The EEOC this week filed a lawsuit alleging age discrimination in hiring against a Silicon Valley, CA, employer.
No, the EEOC didn’t sue Google or Microsoft. The EEOC sued the city of Milpitas for violating the Age Discrimination in Employment Act by choosing a younger candidate over older applicants with greater qualifications for the position of executive secretary to the city manager. The city allegedly failed to hire four qualified applicants who scored higher than the person selected in a three-person panel review of the candidates. The individuals who were not selected were 55, 42, 56 and 58 years old. Instead, EEOC alleges the city hired a younger applicant (age 39) who was less qualified than these people, without a valid justification for disregarding the panel rankings.
Age discrimination in hiring is particularly blatant in Silicon Valley, where the high-tech industry is notorious for hiring only young workers. Some Silicon Valley employers unabashedly advertise for job applicants who are “digital natives” and “recent graduates.”
A 60-year-old software engineer who was not hired by Google in 2011 filed a class action age discrimination lawsuit against Google earlier this year. The lawsuit alleges the company’s workforce is “grossly disproportionate” with respect to age. The lawsuit asserts the median age of the 28,000 employees who worked for Google in 2013 was 29. The U.S. Department of Labor reports the median age for computer programmers in the United States is 42.8 and the median age for software developers is 40.6.

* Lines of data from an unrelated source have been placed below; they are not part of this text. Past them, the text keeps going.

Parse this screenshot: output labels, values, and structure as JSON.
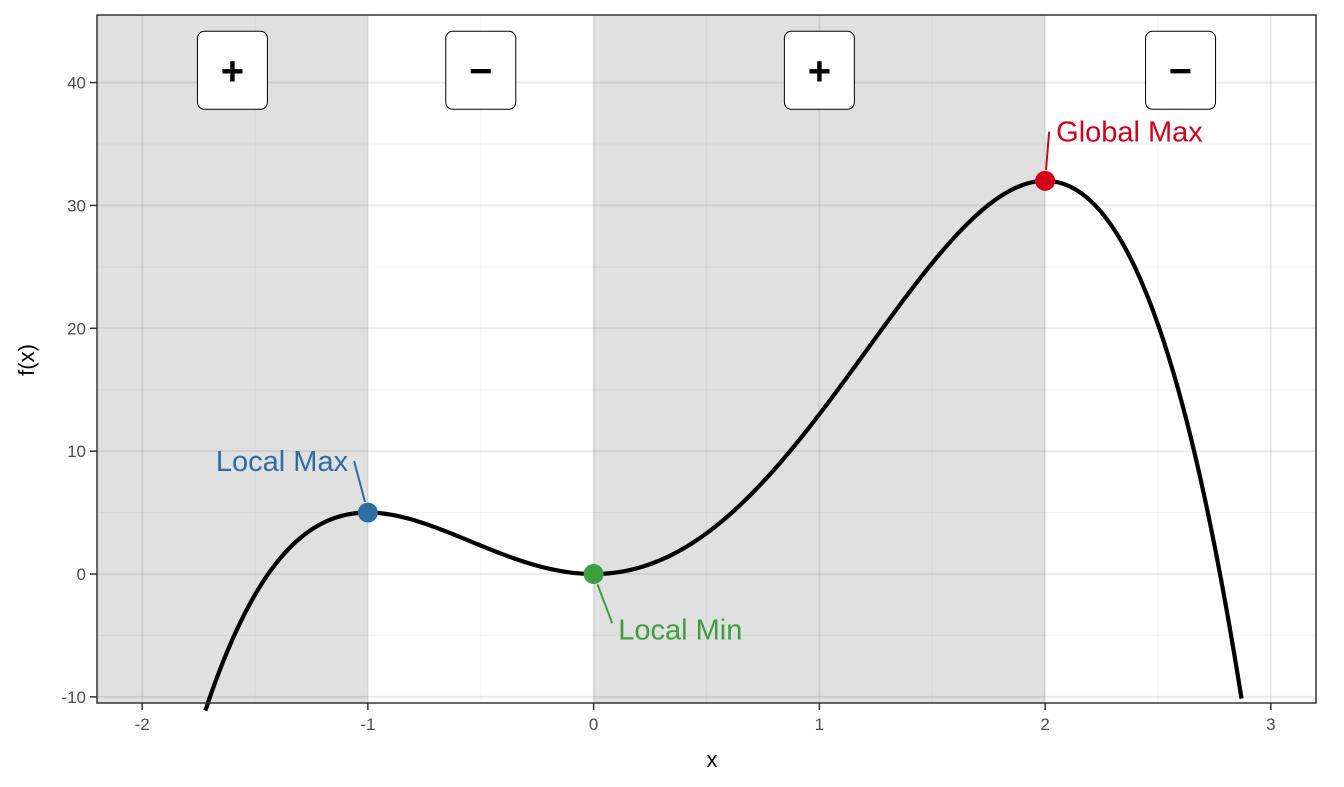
{
  "chart_data": {
    "type": "line",
    "title": "",
    "xlabel": "x",
    "ylabel": "f(x)",
    "xlim": [
      -2.2,
      3.2
    ],
    "ylim": [
      -10.5,
      45.5
    ],
    "x_ticks": [
      -2,
      -1,
      0,
      1,
      2,
      3
    ],
    "x_tick_labels": [
      "-2",
      "-1",
      "0",
      "1",
      "2",
      "3"
    ],
    "y_ticks": [
      -10,
      0,
      10,
      20,
      30,
      40
    ],
    "y_tick_labels": [
      "-10",
      "0",
      "10",
      "20",
      "30",
      "40"
    ],
    "grid": true,
    "function": "f(x) = -3x^4 + 4x^3 + 12x^2",
    "curve_x_range": [
      -1.72,
      2.87
    ],
    "regions": [
      {
        "x_start": -2.2,
        "x_end": -1,
        "sign": "+",
        "shaded": true
      },
      {
        "x_start": -1,
        "x_end": 0,
        "sign": "−",
        "shaded": false
      },
      {
        "x_start": 0,
        "x_end": 2,
        "sign": "+",
        "shaded": true
      },
      {
        "x_start": 2,
        "x_end": 3.2,
        "sign": "−",
        "shaded": false
      }
    ],
    "sign_box_x": [
      -1.6,
      -0.5,
      1,
      2.6
    ],
    "sign_box_y": 41,
    "points": [
      {
        "label": "Local Max",
        "x": -1,
        "y": 5,
        "color": "#2e6da4",
        "label_x": -1.07,
        "label_y": 9.2
      },
      {
        "label": "Local Min",
        "x": 0,
        "y": 0,
        "color": "#3c9e3c",
        "label_x": 0.1,
        "label_y": -4.5
      },
      {
        "label": "Global Max",
        "x": 2,
        "y": 32,
        "color": "#d7001a",
        "label_x": 2.04,
        "label_y": 36
      }
    ],
    "colors": {
      "curve": "#000000",
      "shade": "#e0e0e0",
      "grid": "#ebebeb",
      "panel_border": "#333333"
    }
  }
}
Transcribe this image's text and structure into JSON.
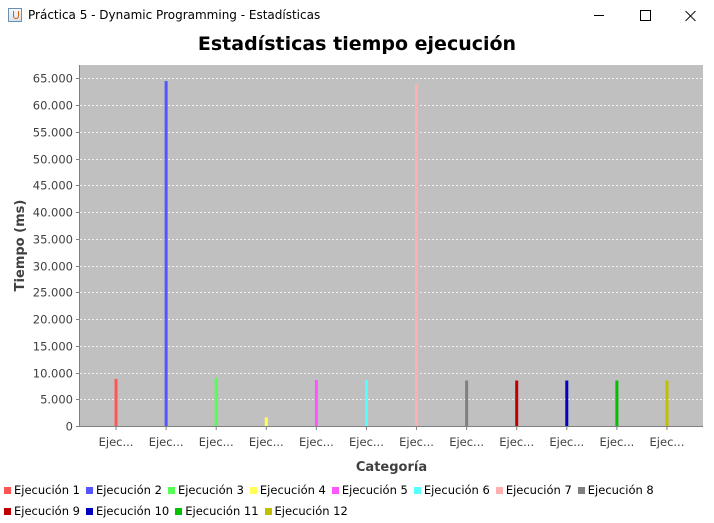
{
  "window": {
    "title": "Práctica 5 - Dynamic Programming - Estadísticas",
    "icon": "java-cup-icon"
  },
  "chart_data": {
    "type": "bar",
    "title": "Estadísticas tiempo ejecución",
    "xlabel": "Categoría",
    "ylabel": "Tiempo (ms)",
    "ylim": [
      0,
      67500
    ],
    "yticks": [
      0,
      5000,
      10000,
      15000,
      20000,
      25000,
      30000,
      35000,
      40000,
      45000,
      50000,
      55000,
      60000,
      65000
    ],
    "ytick_labels": [
      "0",
      "5.000",
      "10.000",
      "15.000",
      "20.000",
      "25.000",
      "30.000",
      "35.000",
      "40.000",
      "45.000",
      "50.000",
      "55.000",
      "60.000",
      "65.000"
    ],
    "categories": [
      "Ejec...",
      "Ejec...",
      "Ejec...",
      "Ejec...",
      "Ejec...",
      "Ejec...",
      "Ejec...",
      "Ejec...",
      "Ejec...",
      "Ejec...",
      "Ejec...",
      "Ejec..."
    ],
    "grid": true,
    "legend_position": "bottom",
    "background": "#c0c0c0",
    "series": [
      {
        "name": "Ejecución 1",
        "color": "#ff5555",
        "value": 8800
      },
      {
        "name": "Ejecución 2",
        "color": "#5555ff",
        "value": 64500
      },
      {
        "name": "Ejecución 3",
        "color": "#55ff55",
        "value": 9000
      },
      {
        "name": "Ejecución 4",
        "color": "#ffff55",
        "value": 1600
      },
      {
        "name": "Ejecución 5",
        "color": "#ff55ff",
        "value": 8600
      },
      {
        "name": "Ejecución 6",
        "color": "#55ffff",
        "value": 8600
      },
      {
        "name": "Ejecución 7",
        "color": "#ffafaf",
        "value": 64000
      },
      {
        "name": "Ejecución 8",
        "color": "#808080",
        "value": 8500
      },
      {
        "name": "Ejecución 9",
        "color": "#c00000",
        "value": 8500
      },
      {
        "name": "Ejecución 10",
        "color": "#0000c0",
        "value": 8500
      },
      {
        "name": "Ejecución 11",
        "color": "#00c000",
        "value": 8500
      },
      {
        "name": "Ejecución 12",
        "color": "#c0c000",
        "value": 8500
      }
    ]
  }
}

EEOC Senior Counsel Cathy Ventrell-Monsees, in a speech last summer, singled out open and flagrant age discrimination in the high-tech industry, adding, “Some of our officers have made it a priority in looking at age discrimination in the tech industry.”
Silicon Valley has been a virtual apartheid ‘state’ for younger workers for years.
The EEOC lawsuit was filed in U.S. District Court, Northern District of California (EEOC v. City of Milpitas, Case No. 5:15-cv-04444) after attempts failed to reach a pre-litigation settlement through its conciliation process. EEOC’s suit seeks, among other things, monetary damages for the four applicants and injunctive relief intended to prevent a recurrence of age discrimination in City of Milpitas government.
“Older workers continue to face discrimination based on age due to negative stereotypes and inaccurate assumptions about their abilities,” said EEOC San Francisco Acting Regional Attorney Jonathan Peck. “It is important for employers to ensure that such stereotyping does not impact a person’s ability to be employed. Employment decisions must be based on merit, not age.”
EEOC San Francisco District Director William R. Tamayo added, “Age discrimination remains a problem, making up 23 percent of all EEOC charges filed in the United States last year. It is important that employers not ignore the value that older workers can bring to their workforce.”